第一、ここを出ても行く宛がある訳もなく、また、次に出会う人間が友好的かどうかもわからない。
ならば、今の状態で何か解るまでの間だけでも、ここへ居る方がいいだろう。
「その前に、ここがどこなのか知りたいので・・・地図の様なものはありませんか? 」
族長は、その言葉を了承してくれて、先程出て来た家屋へと、戻って行った。
そして、別段する事がないので、もう一度、村人達を見渡してみる。
しかし・・・本当に皆、耳が尖っているな・・・。
子供や女性、青年、そして中年すらも、皆、耳が尖っている。
そんな風に見渡して感じた事がある。
自分と目が合うと、皆、驚いた様に目を伏せるのだ。
いきなりの珍客に緊張しているのだろうか・・・。
暫くして、族長が地図を持って戻り、こちらに見える様に地図を広げた。
やはり、それは、全く見た事がない物だった。
なにやら、ところどころに文字みたいな物が記載してあるが、まるで、見たことのない字体。
族長は地図の東側に指をやり一点を示した。
「今、御られるのがこちらです」
これで、ここが自分のよく知る世界ではない事が判明した。
「わかりました・・・ありがとうございます。もし・・・良かったら、少し休みたいので、暫く、こちらに滞在してもいいですか?」
「こちらは、大歓迎です」
拍子抜けする程、あっさりと受け入れて貰え、安堵する。
「では、こちらへどうぞ」
そして、族長に案内されるまま、その後へと、ついて行く。
案内された先は、木造の小さな小屋だった。
中へ入ると、小さな机とベッドがあるだけのシンプルな部屋だ。
どうやら、土足で良さそうなので、靴のまま中へと入る。
「では、お世話をさせて頂く者をお連れしますので、御くつろぎになってお待ち下さい」
そう言い残し、族長は小屋から出て行った。
・・・お世話する者? 今度はなんなんだよ、もう・・・。
また理解出来ない言葉が飛び出したが、もう、驚きすぎて、もう聞くのも面倒だった。
取り合えず、歩き回り、気疲れした身体を休める為に、ベッドへ寝転んだ。
変な対応の連続で固まってしまっっていた身体を、解しながら考える。
ここは、本当に別世界みたいだな・・・。
今だ、あまり現実味はないが、これが夢ではない事だけはわかっていた。
ここが地球ではない以上、先程、考えていた神隠しの様なものあってしまったと、考えるしかないのか・・・。

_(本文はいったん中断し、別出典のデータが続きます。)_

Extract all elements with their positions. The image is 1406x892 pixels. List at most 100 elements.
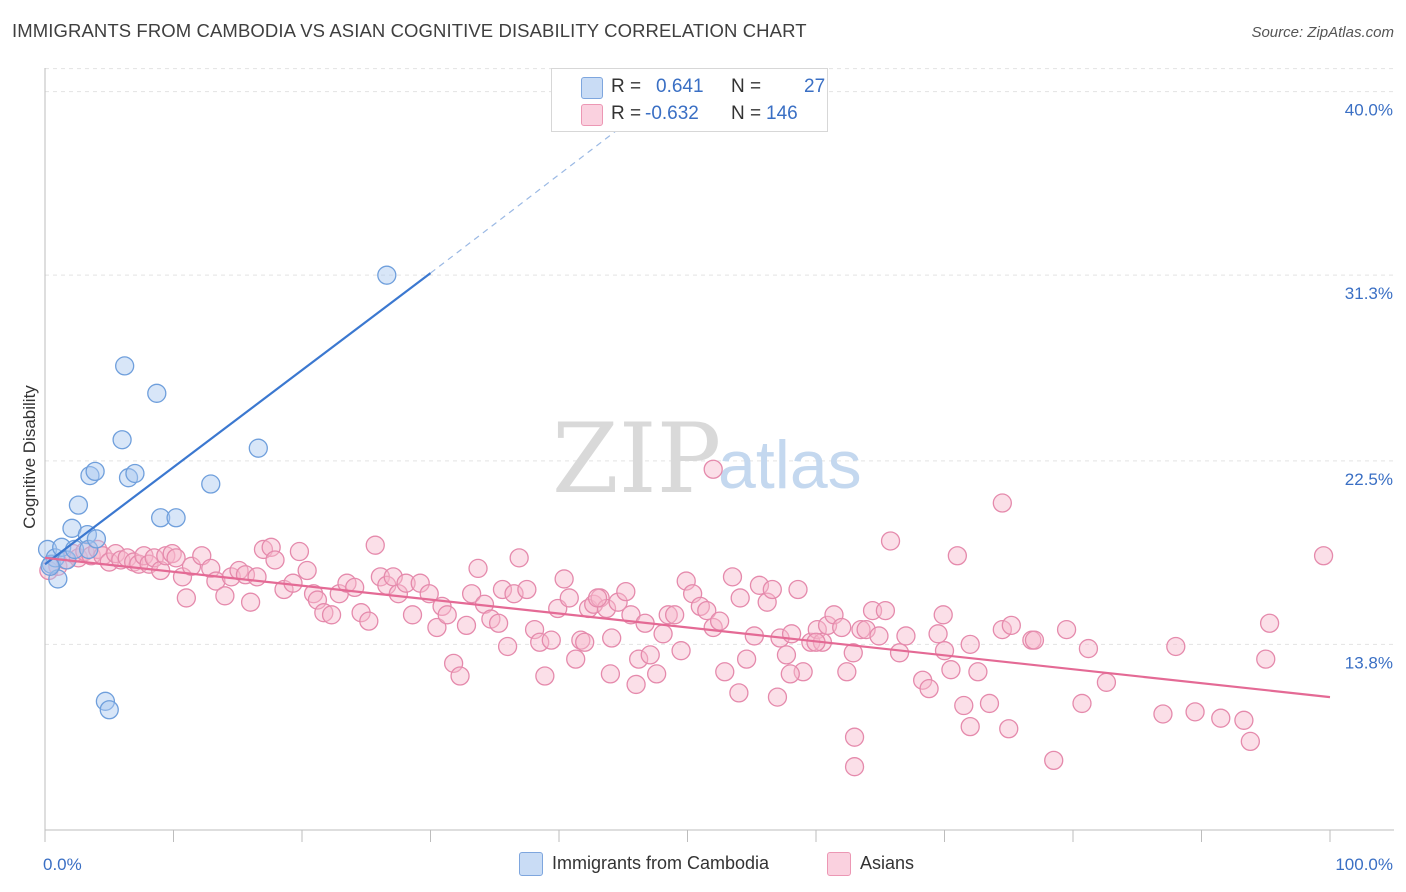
legend-swatch-asians: [581, 104, 603, 126]
watermark: ZIP atlas: [552, 403, 862, 515]
y-tick-label: 31.3%: [1345, 284, 1393, 303]
data-point: [314, 603, 334, 623]
data-point: [456, 615, 477, 636]
data-point: [851, 619, 871, 640]
data-point: [602, 628, 622, 648]
data-point: [933, 605, 953, 625]
data-point: [176, 588, 197, 608]
data-point: [757, 592, 777, 612]
data-point: [321, 605, 342, 625]
data-point: [954, 695, 974, 716]
data-point: [377, 265, 397, 285]
legend-r-label: R =: [611, 76, 642, 97]
data-point: [762, 579, 782, 600]
data-point: [559, 588, 579, 608]
x-tick-label: 0.0%: [43, 855, 82, 874]
legend-n-label: N =: [731, 76, 762, 97]
data-point: [671, 641, 691, 661]
data-point: [461, 584, 482, 604]
data-point: [653, 624, 673, 644]
data-point: [896, 626, 916, 646]
data-point: [566, 649, 586, 669]
legend-n-value: 27: [804, 76, 826, 97]
data-point: [402, 605, 423, 625]
data-point: [621, 605, 641, 625]
y-tick-label: 40.0%: [1345, 101, 1393, 120]
data-point: [261, 537, 281, 557]
data-point: [889, 643, 910, 663]
legend-row-asians: R = -0.632 N = 146: [552, 101, 827, 127]
y-tick-label: 13.8%: [1345, 653, 1393, 672]
data-point: [658, 605, 678, 625]
data-point: [776, 645, 797, 665]
legend-r-label: R =: [611, 103, 642, 124]
data-point: [530, 632, 550, 652]
data-point: [647, 664, 667, 684]
data-point: [68, 495, 89, 515]
data-point: [1313, 546, 1334, 566]
data-point: [1234, 710, 1254, 730]
data-point: [359, 611, 379, 631]
data-point: [468, 558, 488, 579]
data-point: [524, 619, 545, 640]
data-point: [941, 660, 961, 680]
data-point: [928, 624, 948, 644]
data-point: [626, 674, 646, 695]
data-point: [999, 719, 1019, 739]
data-point: [166, 548, 186, 568]
data-point: [125, 463, 145, 484]
data-point: [427, 617, 447, 638]
data-point: [297, 560, 317, 581]
data-point: [844, 727, 865, 747]
data-point: [960, 634, 980, 655]
data-point: [1096, 672, 1117, 692]
bottom-legend-label: Asians: [860, 853, 915, 873]
y-axis-label: Cognitive Disability: [20, 385, 39, 529]
data-point: [1024, 630, 1045, 650]
data-point: [248, 438, 268, 458]
data-point: [832, 617, 852, 638]
data-point: [600, 664, 621, 684]
data-point: [240, 592, 261, 612]
legend-r-value: -0.632: [645, 103, 699, 124]
data-point: [968, 662, 988, 682]
data-point: [780, 664, 800, 684]
data-point: [517, 579, 537, 600]
data-point: [709, 611, 730, 631]
data-point: [875, 600, 896, 621]
data-point: [640, 645, 660, 665]
trend-lines: [44, 124, 1331, 699]
data-point: [166, 508, 186, 528]
data-point: [201, 558, 221, 579]
data-point: [616, 581, 636, 602]
data-point: [215, 586, 235, 606]
data-point: [608, 592, 628, 612]
data-point: [147, 383, 167, 403]
data-point: [722, 567, 743, 587]
data-point: [880, 531, 901, 551]
data-point: [1044, 750, 1064, 771]
correlation-legend: R = 0.641 N = 27 R = -0.632 N = 146: [551, 68, 828, 132]
data-point: [535, 666, 555, 686]
data-point: [665, 605, 685, 625]
data-point: [345, 577, 365, 598]
data-point: [736, 649, 757, 669]
data-point: [697, 600, 717, 621]
data-point: [289, 541, 310, 562]
watermark-atlas: atlas: [718, 427, 862, 503]
bottom-swatch-cambodia: [519, 852, 543, 876]
data-point: [1240, 731, 1260, 752]
data-point: [837, 662, 857, 682]
watermark-zip: ZIP: [552, 403, 721, 515]
data-point: [492, 579, 513, 600]
bottom-legend-label: Immigrants from Cambodia: [552, 853, 770, 873]
data-point: [85, 461, 105, 482]
y-tick-label: 22.5%: [1345, 470, 1393, 489]
data-point: [79, 539, 99, 560]
data-point: [247, 567, 267, 587]
data-point: [509, 548, 529, 568]
data-point: [554, 569, 574, 589]
data-point: [99, 700, 119, 720]
axes: [44, 68, 1394, 842]
data-point: [729, 683, 749, 703]
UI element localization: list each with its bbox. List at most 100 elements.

前の生活に、これといって未練はないからなのか、それ程、強く帰りたいとも思わなかった。
今の所、戻る方法がない以上、少しずつこちらの世界に慣れていくしかないんだろうな・・・。
だが、前向きに考えれば、これはある意味チャンスなのでは、と考える。
向こう世界では、色々失敗してしまった結果が、あの終息した生活だった・・・。
もしかしたら、一からやり直すことが出来るのかもしれない・・・。
そんな考えが頭を過っていた。
すると、突然、失礼致します、と誰かが小屋に入って来た。
「族長よりお世話を・・・任命されました・・・。グ、グレースと申します。よ、よろしくお願いします・・・」
そこには、綺麗なブロンドを腰まで伸ばした、少し細すぎる体格の少女が居た。
身長は低すぎず高すぎず、顔つきからして、年齢はまだ20歳前後だろうか。
この子も他の村人と同じく、表情は強ばり、口調も緊張した様に辿々しい。
「こっちは、藤原レンガって言います。よろしく」
しかし、この子に世話を焼かれるのか・・・。
これは目のやり場に困るな、などと考えている自分に気付き、ふと、我に帰る。
・・・さっき、やり直せるかも、何て考えていたのに、早くも転びそうになってどうする!
同じ失敗を繰り返さぬ様に、他人に固執して味わった苦しみを思い返す。
この世界で失敗しない為に・・・。